Yes, “Brokeback” (the movie, not the trailer) is broking attendance records–but as The Other Charlotte reported to me yesterday, only among gay men at the big-city theaters where it’s currently showing. TOC went to a Sunday matinee in Georgetown this past weekend, where she was practically the only female in the audience. That could spell trouble for the movie’s reception in the ‘burbs, much less the heterosexual heartlands.
I’m told that Annie Proulx’s original story is a dark and unvarnished portrait of a chain of twisted and ultimately tragic encounters that begins when one of the cowboys’ father grossly bullies him as a toddler. I wouldn’t have a problem with “Brokeback” the movie if it captured that dark heart of human experience that Proulx seemes to have caught. But the trailer tells me that “Brokeback” is instead sentimentalized propaganda at which, as with Little Nell’s death to Oscar Wilde, one would need a heart of stone not to laugh.

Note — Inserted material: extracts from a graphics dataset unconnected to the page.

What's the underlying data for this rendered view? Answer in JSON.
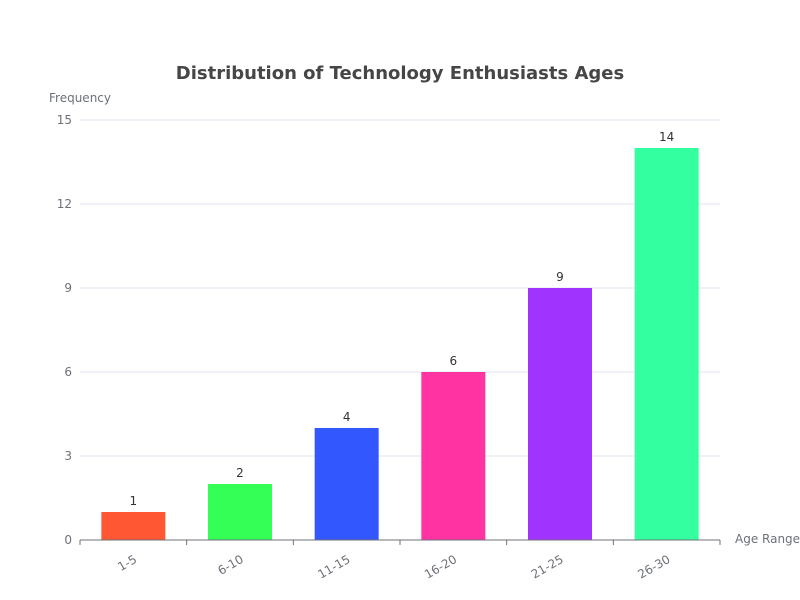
{
  "chart_data": {
    "type": "bar",
    "title": "Distribution of Technology Enthusiasts Ages",
    "xlabel": "Age Range",
    "ylabel": "Frequency",
    "categories": [
      "1-5",
      "6-10",
      "11-15",
      "16-20",
      "21-25",
      "26-30"
    ],
    "values": [
      1,
      2,
      4,
      6,
      9,
      14
    ],
    "colors": [
      "#ff5733",
      "#33ff57",
      "#3357ff",
      "#ff33a1",
      "#a133ff",
      "#33ffa1"
    ],
    "ylim": [
      0,
      15
    ],
    "yticks": [
      0,
      3,
      6,
      9,
      12,
      15
    ],
    "grid": true,
    "show_data_labels": true,
    "legend": "none"
  }
}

Even more disturbingly, says Catholic reviewer Steve Greydanus (hat tip: Catholic blogger Amy Welborn), “Brokeback” is also a piece of virulent anti-heterosexual male propaganda:
“The film allows its sexually omnivorous protagonists to be morally ambiguous, and its straight women can be likable or sympathetic. Yet essentially every straight male character in the film is not only unsympathetic, but unsympathetic precisely in his embodiment of masculinity.

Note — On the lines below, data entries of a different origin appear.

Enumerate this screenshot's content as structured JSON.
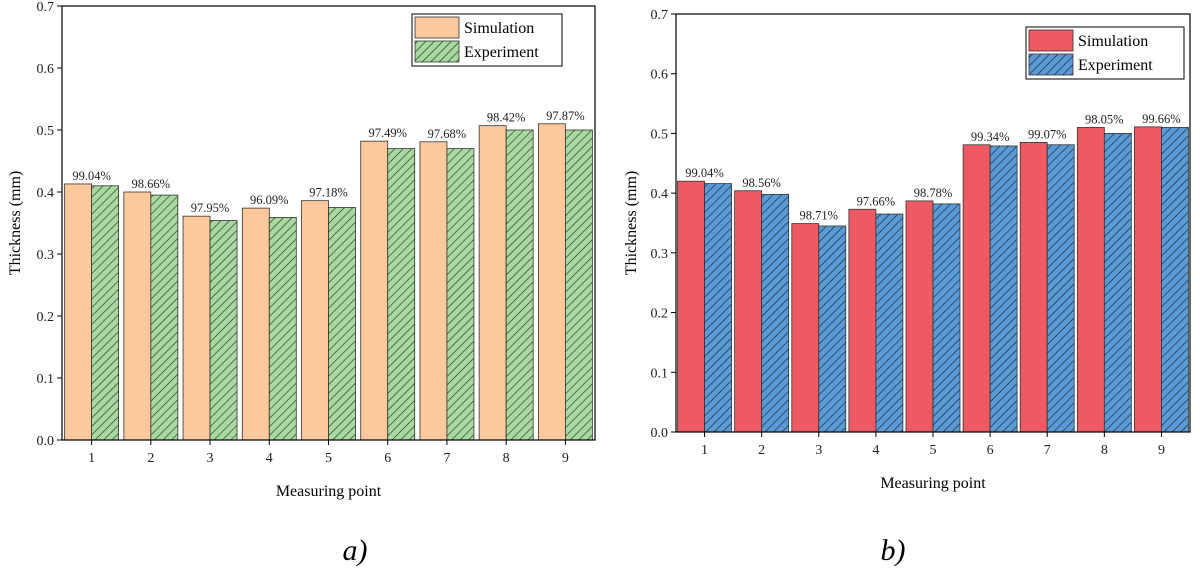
{
  "chart_data": [
    {
      "type": "bar",
      "panel": "a)",
      "xlabel": "Measuring point",
      "ylabel": "Thickness (mm)",
      "ylim": [
        0,
        0.7
      ],
      "yticks": [
        "0.0",
        "0.1",
        "0.2",
        "0.3",
        "0.4",
        "0.5",
        "0.6",
        "0.7"
      ],
      "categories": [
        "1",
        "2",
        "3",
        "4",
        "5",
        "6",
        "7",
        "8",
        "9"
      ],
      "legend_position": "top-right",
      "series": [
        {
          "name": "Simulation",
          "color": "#fcc89c",
          "hatch": false,
          "values": [
            0.413,
            0.4,
            0.361,
            0.374,
            0.386,
            0.482,
            0.481,
            0.507,
            0.51
          ]
        },
        {
          "name": "Experiment",
          "color": "#a9d9a1",
          "hatch": true,
          "values": [
            0.41,
            0.395,
            0.354,
            0.359,
            0.375,
            0.47,
            0.47,
            0.5,
            0.5
          ]
        }
      ],
      "annotations": [
        "99.04%",
        "98.66%",
        "97.95%",
        "96.09%",
        "97.18%",
        "97.49%",
        "97.68%",
        "98.42%",
        "97.87%"
      ]
    },
    {
      "type": "bar",
      "panel": "b)",
      "xlabel": "Measuring point",
      "ylabel": "Thickness (mm)",
      "ylim": [
        0,
        0.7
      ],
      "yticks": [
        "0.0",
        "0.1",
        "0.2",
        "0.3",
        "0.4",
        "0.5",
        "0.6",
        "0.7"
      ],
      "categories": [
        "1",
        "2",
        "3",
        "4",
        "5",
        "6",
        "7",
        "8",
        "9"
      ],
      "legend_position": "top-right",
      "series": [
        {
          "name": "Simulation",
          "color": "#ee5a63",
          "hatch": false,
          "values": [
            0.42,
            0.404,
            0.349,
            0.373,
            0.387,
            0.481,
            0.485,
            0.51,
            0.511
          ]
        },
        {
          "name": "Experiment",
          "color": "#5b9bd5",
          "hatch": true,
          "values": [
            0.416,
            0.398,
            0.345,
            0.365,
            0.382,
            0.479,
            0.481,
            0.5,
            0.51
          ]
        }
      ],
      "annotations": [
        "99.04%",
        "98.56%",
        "98.71%",
        "97.66%",
        "98.78%",
        "99.34%",
        "99.07%",
        "98.05%",
        "99.66%"
      ]
    }
  ]
}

“In the end, in its easygoing, nonpolemical way, Brokeback Mountain is nothing less than a critique not just of heterosexism but of masculinity itself, and thereby of human nature as male and female. It’s a jaundiced portrait of maleness in crisis – a crisis extending not only to the sexual identities of the two central characters, but also to the validity of manhood as exemplified by every other male character in the film. It may be the most profoundly anti-western western ever made, not only post-modern and post-heroic, but post-Christian and post-human.”
If Greydanus is right, it is this attack on masculinity–the very quality that makes men warriors and protective husbands and fathers–that strikes me as the most insidious aspect of “Brokeback.” Fortunately, I don’t think many heterosexual men or women are going to sit through the movie to get the message.